Each club can submit three samples, larger clubs can have up to six. Collect honey from multiple hives in one apiary for each sample. Samples can come from the club apiary or from a member’s apiary. I’ll send a kit containing sample jars and return post and pack.
Clubs outside NSW don’t miss out. While the Program is for NSW only, the ABA will cover three samples from each club outside NSW. Your samples will be processed by the DPIRD NSW lab and the results will go directly to the submitter.
Club Guest Speaker
I’ve been on the trail speaking at clubs from Blue Mountains to Northern Beaches about biosecurity topics. No prizes for the most commonly requested topic. Even when I do presentations on AFB, the Q&A session still moves to Varroa. There are more clubs joining the Varroa party as time slides by. For many, this will likely be the last season you’ll be free. Those in QLD and NT might be lucky for a while longer.
Some clubs are inviting me to talk about my pet project, Slovenian beehives for Australia. Anyone who knows what a Slovenian or AZ hive is will understand the back saving benefits of this no lift design. In Slovenia, there’s a wheelchair beekeeper movement, proving almost anyone can keep bees. No heavy lifting.
I was also invited to speak at the Ballarat Beekeepers club. They’ll be facing Varroa either this season or next and the members were keen to learn about the experience of Varroa rather than the theory. Some of the Geelong Beekeepers were there and invited me to their club next year. Maybe we’ll see our first Victorian clubs join the ABA.
Let me know if you’d like me speak at your club – biosecurity@beekeepers.asn.au
Own Use Exemption
Thanks to all those that signed the petition. By the time this issue is published, the petition will be closed and the next stage begins. At last count, there’s enough support to compel a response from the Minister for Agriculture, Fisheries and Forestry, The Hon Julie Collins MP.
Unfortunately, she’s Tasmanian, so we don’t have any ABA members in her electorate. If you have any beekeeper friends in Hobart, it could be a foot in her door for a meeting. Let me know.
I’ve received some good feedback from ABA members who’ve contacted their federal and state members to inform them of the importance of broader choices of varroa treatment options.
As it stands, there is only one registered treatment, Apiguard. There are emergency permits for Bayvarol, Apistan, FormicPro, Apivar, Apitraz and Api-bioxal.
There are pending registrations for Bayvarol, FormicPro, Apitraz and Aluen CAP.
Bayvarol is the only synthetic treatment that allow supers on during treatment. As a consequence, it’s overuse by some (or many) will quickly lead to resistance, perhaps even before registration is approved.
When the emergency permits expire, we’ll be left with five products assuming those pending registrations are successful. Five products with which to treat and rotate treatments in an environment that often has near year-round nectar flows and no natural brood breaks.
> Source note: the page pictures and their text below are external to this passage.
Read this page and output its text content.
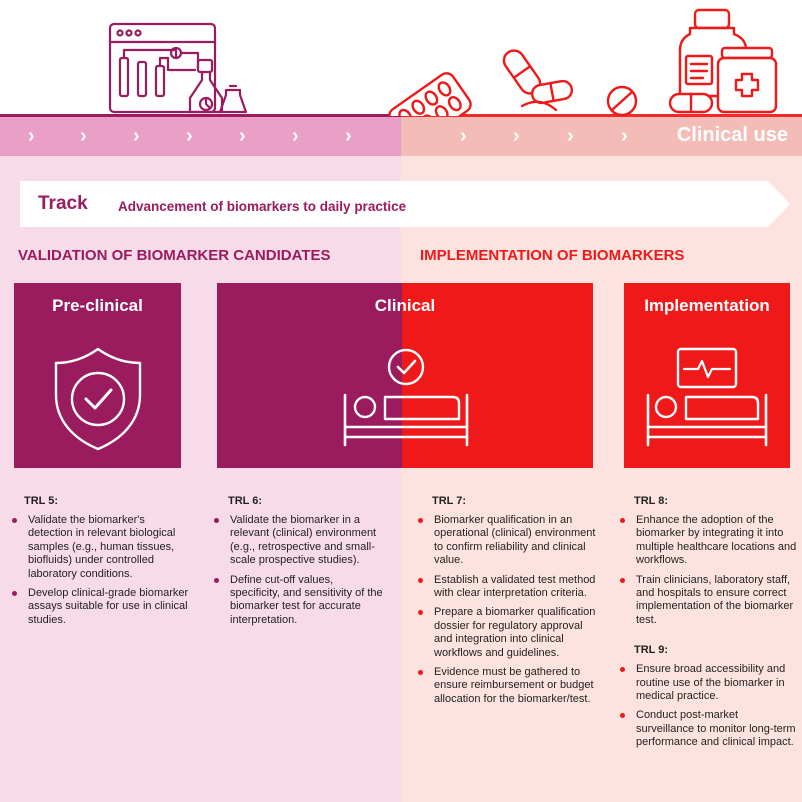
› › › › › › ›	› › › › Clinical use
Track Advancement of biomarkers to daily practice
VALIDATION OF BIOMARKER CANDIDATES	IMPLEMENTATION OF BIOMARKERS
Pre-clinical	Clinical	Implementation
TRL 5:
Validate the biomarker's detection in relevant biological samples (e.g., human tissues, biofluids) under controlled laboratory conditions.
Develop clinical-grade biomarker assays suitable for use in clinical studies.
TRL 6:
Validate the biomarker in a relevant (clinical) environment (e.g., retrospective and small-scale prospective studies).
Define cut-off values, specificity, and sensitivity of the biomarker test for accurate interpretation.
TRL 7:
Biomarker qualification in an operational (clinical) environment to confirm reliability and clinical value.
Establish a validated test method with clear interpretation criteria.
Prepare a biomarker qualification dossier for regulatory approval and integration into clinical workflows and guidelines.
Evidence must be gathered to ensure reimbursement or budget allocation for the biomarker/test.
TRL 8:
Enhance the adoption of the biomarker by integrating it into multiple healthcare locations and workflows.
Train clinicians, laboratory staff, and hospitals to ensure correct implementation of the biomarker test.
TRL 9:
Ensure broad accessibility and routine use of the biomarker in medical practice.
Conduct post-market surveillance to monitor long-term performance and clinical impact.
Is it any wonder beekeepers look elsewhere for solutions and by far the most common alternative is oxalic acid dihydrate. There are many more options used throughout the world, developed over decades.
Some developments are for alternative delivery systems of formic acid and oxalic acid, but there are also alternative compounds such as hops, available elsewhere as HopGuard-3.
With our current laws, prohibitive registration requirements and small market size, we are unlikely to see any of the latest developments available for use here.
This is why our proposal to amend the law governing agricultural chemical treatments for bees, to include a New Zealand style Own Use Exemption clause. I believe this is vital to Australian sustainable apiculture.
Call your local federal member, invite them to your apiary to suit up and see the bees (and mites) first hand. They’ll love the photo opportunity, but most importantly it puts bees and beekeeping in the front of their minds. Remind them how essential bees are to our food security while they hold a frame of brood.
If you don’t feel confident to talk to a politician, invite me along and I’ll do the talking. The more connected to the bees the politicians are, the more likely they are to support our proposal.